Both the FHIR and V2 efforts chose to build this information into the core model – as FHIR extensions in FHIR and as a new segment in V2 – because the information processing requirements that those standards support benefit from this proximity. In FHIR, for instance, an extension on Patient is included in the Patient resource instance and is available to any client with access to the Patient, whereas using an Observation would require clients to traverse the Observation reference, and possibly to modify the scope of authorization needed to do so.
CDA does not have this constraint. While the xpath of an Observation entry is longer than the xpath of a Patient property, all of the content of a document is integrally and holistically included in the document. The primary criterion, then, was ease of use and access to the artifacts. Since implementers are familiar with the process of processing clinical statements, their technologies handle additions to these clinical statement templates frequently, and the means of publishing these templates presents the complete design to stakeholders (without requiring inspection of xsd hierarchy), the clinical statement template was judged the most feasible approach.
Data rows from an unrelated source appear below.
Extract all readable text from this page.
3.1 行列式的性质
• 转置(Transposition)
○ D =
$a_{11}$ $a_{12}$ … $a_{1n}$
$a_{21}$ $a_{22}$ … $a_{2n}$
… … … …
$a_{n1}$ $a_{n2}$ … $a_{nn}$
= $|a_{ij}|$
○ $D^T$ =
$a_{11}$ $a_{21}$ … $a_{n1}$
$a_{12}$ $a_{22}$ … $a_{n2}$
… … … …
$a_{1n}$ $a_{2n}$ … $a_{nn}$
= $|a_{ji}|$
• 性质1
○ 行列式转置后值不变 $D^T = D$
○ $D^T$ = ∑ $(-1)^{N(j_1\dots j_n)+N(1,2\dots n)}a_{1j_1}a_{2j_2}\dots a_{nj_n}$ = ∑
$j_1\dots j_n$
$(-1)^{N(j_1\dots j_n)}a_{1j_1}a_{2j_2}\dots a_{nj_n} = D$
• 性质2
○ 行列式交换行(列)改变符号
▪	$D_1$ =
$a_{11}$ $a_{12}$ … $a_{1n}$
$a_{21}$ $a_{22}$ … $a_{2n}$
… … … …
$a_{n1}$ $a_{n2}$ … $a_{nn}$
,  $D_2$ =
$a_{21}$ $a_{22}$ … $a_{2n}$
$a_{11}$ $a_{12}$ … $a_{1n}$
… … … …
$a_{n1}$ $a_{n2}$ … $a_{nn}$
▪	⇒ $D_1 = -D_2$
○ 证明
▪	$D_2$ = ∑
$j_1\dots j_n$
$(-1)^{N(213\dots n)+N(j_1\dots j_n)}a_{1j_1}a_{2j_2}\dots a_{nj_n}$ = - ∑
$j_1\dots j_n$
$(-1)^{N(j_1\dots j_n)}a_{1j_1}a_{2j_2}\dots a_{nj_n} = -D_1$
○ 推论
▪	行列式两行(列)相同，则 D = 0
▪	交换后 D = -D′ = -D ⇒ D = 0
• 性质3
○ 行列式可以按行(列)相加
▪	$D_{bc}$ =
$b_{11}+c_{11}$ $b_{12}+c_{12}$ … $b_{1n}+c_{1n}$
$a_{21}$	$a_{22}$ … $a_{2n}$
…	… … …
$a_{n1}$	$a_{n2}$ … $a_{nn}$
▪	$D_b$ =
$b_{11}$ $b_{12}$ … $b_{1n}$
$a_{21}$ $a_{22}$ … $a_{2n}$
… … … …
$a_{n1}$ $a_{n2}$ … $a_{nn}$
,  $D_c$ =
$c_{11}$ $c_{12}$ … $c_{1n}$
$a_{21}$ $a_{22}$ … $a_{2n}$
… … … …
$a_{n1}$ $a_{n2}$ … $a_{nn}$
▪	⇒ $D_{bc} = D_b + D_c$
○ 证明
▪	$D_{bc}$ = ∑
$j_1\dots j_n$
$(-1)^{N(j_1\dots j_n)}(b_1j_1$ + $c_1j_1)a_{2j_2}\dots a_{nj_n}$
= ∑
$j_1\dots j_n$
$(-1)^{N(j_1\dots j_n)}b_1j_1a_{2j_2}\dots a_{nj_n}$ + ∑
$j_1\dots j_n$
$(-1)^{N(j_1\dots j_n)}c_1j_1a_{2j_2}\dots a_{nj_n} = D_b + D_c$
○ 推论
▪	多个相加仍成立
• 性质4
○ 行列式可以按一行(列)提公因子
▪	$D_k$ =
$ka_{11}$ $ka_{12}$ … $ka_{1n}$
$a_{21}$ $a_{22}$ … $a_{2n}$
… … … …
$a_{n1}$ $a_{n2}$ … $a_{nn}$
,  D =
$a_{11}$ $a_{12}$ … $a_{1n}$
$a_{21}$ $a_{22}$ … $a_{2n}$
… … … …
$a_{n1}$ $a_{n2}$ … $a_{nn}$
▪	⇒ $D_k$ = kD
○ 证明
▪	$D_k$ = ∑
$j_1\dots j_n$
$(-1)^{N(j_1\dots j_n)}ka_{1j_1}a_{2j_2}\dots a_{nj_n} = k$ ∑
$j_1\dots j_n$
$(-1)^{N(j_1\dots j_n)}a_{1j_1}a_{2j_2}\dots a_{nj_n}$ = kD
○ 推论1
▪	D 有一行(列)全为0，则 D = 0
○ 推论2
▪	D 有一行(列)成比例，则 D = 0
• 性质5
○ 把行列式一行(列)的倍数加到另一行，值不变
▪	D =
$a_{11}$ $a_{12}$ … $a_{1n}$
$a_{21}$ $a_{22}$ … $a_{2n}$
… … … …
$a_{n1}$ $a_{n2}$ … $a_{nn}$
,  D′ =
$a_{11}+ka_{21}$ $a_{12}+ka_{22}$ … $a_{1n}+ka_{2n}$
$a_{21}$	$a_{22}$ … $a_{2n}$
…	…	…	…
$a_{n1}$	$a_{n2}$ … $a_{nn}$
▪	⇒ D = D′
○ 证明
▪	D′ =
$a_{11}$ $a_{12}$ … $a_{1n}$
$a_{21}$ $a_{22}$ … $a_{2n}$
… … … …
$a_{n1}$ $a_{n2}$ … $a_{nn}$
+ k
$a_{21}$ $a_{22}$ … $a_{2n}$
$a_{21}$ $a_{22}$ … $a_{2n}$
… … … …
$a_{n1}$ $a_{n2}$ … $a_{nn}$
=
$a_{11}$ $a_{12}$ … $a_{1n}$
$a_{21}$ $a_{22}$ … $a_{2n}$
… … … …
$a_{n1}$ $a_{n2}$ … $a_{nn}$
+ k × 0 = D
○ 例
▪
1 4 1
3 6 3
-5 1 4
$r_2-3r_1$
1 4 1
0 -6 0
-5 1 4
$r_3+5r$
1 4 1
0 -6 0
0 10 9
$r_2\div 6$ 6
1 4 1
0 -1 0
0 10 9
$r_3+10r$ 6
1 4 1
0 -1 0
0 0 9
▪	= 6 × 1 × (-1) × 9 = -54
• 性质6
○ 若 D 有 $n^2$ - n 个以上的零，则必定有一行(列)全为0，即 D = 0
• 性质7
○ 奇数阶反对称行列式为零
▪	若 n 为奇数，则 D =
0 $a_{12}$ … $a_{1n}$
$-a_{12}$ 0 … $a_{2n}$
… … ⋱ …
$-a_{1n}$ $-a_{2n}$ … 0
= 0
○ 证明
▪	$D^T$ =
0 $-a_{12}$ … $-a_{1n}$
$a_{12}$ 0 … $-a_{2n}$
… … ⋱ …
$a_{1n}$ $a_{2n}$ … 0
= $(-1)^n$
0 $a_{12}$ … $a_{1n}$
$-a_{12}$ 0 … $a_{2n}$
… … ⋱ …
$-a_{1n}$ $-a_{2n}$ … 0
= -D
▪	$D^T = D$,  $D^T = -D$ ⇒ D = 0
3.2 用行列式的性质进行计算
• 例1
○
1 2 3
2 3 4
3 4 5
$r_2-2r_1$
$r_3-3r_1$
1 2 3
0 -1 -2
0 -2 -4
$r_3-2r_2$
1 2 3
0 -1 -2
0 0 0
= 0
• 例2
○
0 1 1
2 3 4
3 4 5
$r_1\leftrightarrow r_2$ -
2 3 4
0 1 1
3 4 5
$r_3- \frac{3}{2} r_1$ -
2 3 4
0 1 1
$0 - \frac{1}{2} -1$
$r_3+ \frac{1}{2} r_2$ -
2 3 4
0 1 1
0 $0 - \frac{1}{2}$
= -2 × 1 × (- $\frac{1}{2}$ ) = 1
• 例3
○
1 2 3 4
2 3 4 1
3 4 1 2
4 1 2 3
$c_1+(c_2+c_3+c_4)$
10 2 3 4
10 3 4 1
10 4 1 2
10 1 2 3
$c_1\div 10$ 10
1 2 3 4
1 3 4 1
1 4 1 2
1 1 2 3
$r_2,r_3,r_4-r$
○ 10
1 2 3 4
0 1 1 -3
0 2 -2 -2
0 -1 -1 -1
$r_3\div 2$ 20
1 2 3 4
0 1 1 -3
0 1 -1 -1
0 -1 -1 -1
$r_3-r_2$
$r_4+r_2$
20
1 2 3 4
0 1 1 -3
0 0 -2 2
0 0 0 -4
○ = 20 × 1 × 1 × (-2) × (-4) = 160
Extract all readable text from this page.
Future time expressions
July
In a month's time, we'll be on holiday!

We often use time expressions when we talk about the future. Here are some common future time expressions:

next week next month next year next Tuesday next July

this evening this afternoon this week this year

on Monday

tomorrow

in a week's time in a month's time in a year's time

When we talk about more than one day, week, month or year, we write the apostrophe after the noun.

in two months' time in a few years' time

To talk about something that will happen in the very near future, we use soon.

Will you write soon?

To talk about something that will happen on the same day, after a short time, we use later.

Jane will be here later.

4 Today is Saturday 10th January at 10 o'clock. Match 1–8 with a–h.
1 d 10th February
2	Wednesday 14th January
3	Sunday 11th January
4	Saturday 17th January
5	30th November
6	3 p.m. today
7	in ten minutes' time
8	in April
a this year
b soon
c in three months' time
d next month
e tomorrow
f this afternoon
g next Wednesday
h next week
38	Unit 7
One concern was translation: would adopting the “name-value” option in CDA create difficulties translating from and to specifications that adopted the “core model change” option? The answer is that the use of the name-value pattern does not add significantly to the complexity of mapping across the specification formats. The ballot publication includes a cross-walk table to identify how the logical elements are represented across CDA, FHIR, and HL7 V2.
Another consideration is semantic scope. Three of the templates – gender identity, pronouns, and recorded sex or gender – have patient scope. Their inclusion in a Social History section seems appropriate for anticipated use cases.
Sex for Clinical Use (SFCU) is different. It is designed to contextualize clinical operations. It may constrain the execution of a specific intervention, or it may affect the interpretation of a specific result. The target activity scopes the validity of the observation. The requirement unique to SFCU is to associate the SFCU observation with the appropriate target or targets.
CDA supports multiple approaches for asserting relationships among entries.
Putting the SFCU observation in a section with the entries it constrains would not imply the required information. Document section boundaries do not carry or imply semantics.
One approach would be to use the Entry Reference template to associate an SFCU with those entries to which it applies. This is a quite flexible approach, but it may rely on a level of sophistication that not all implementers can support, and it makes visual rendering difficult.
The template defined here describes an approach using entryRelationship to establish context specific to an entry, to an encounter, or to the patient generally. This approach leverages context conduction appropriately, and it is a tactic with which many implementers are familiar. It also requires the use of the Entry Reference template where the SFCU applies to multiple entries.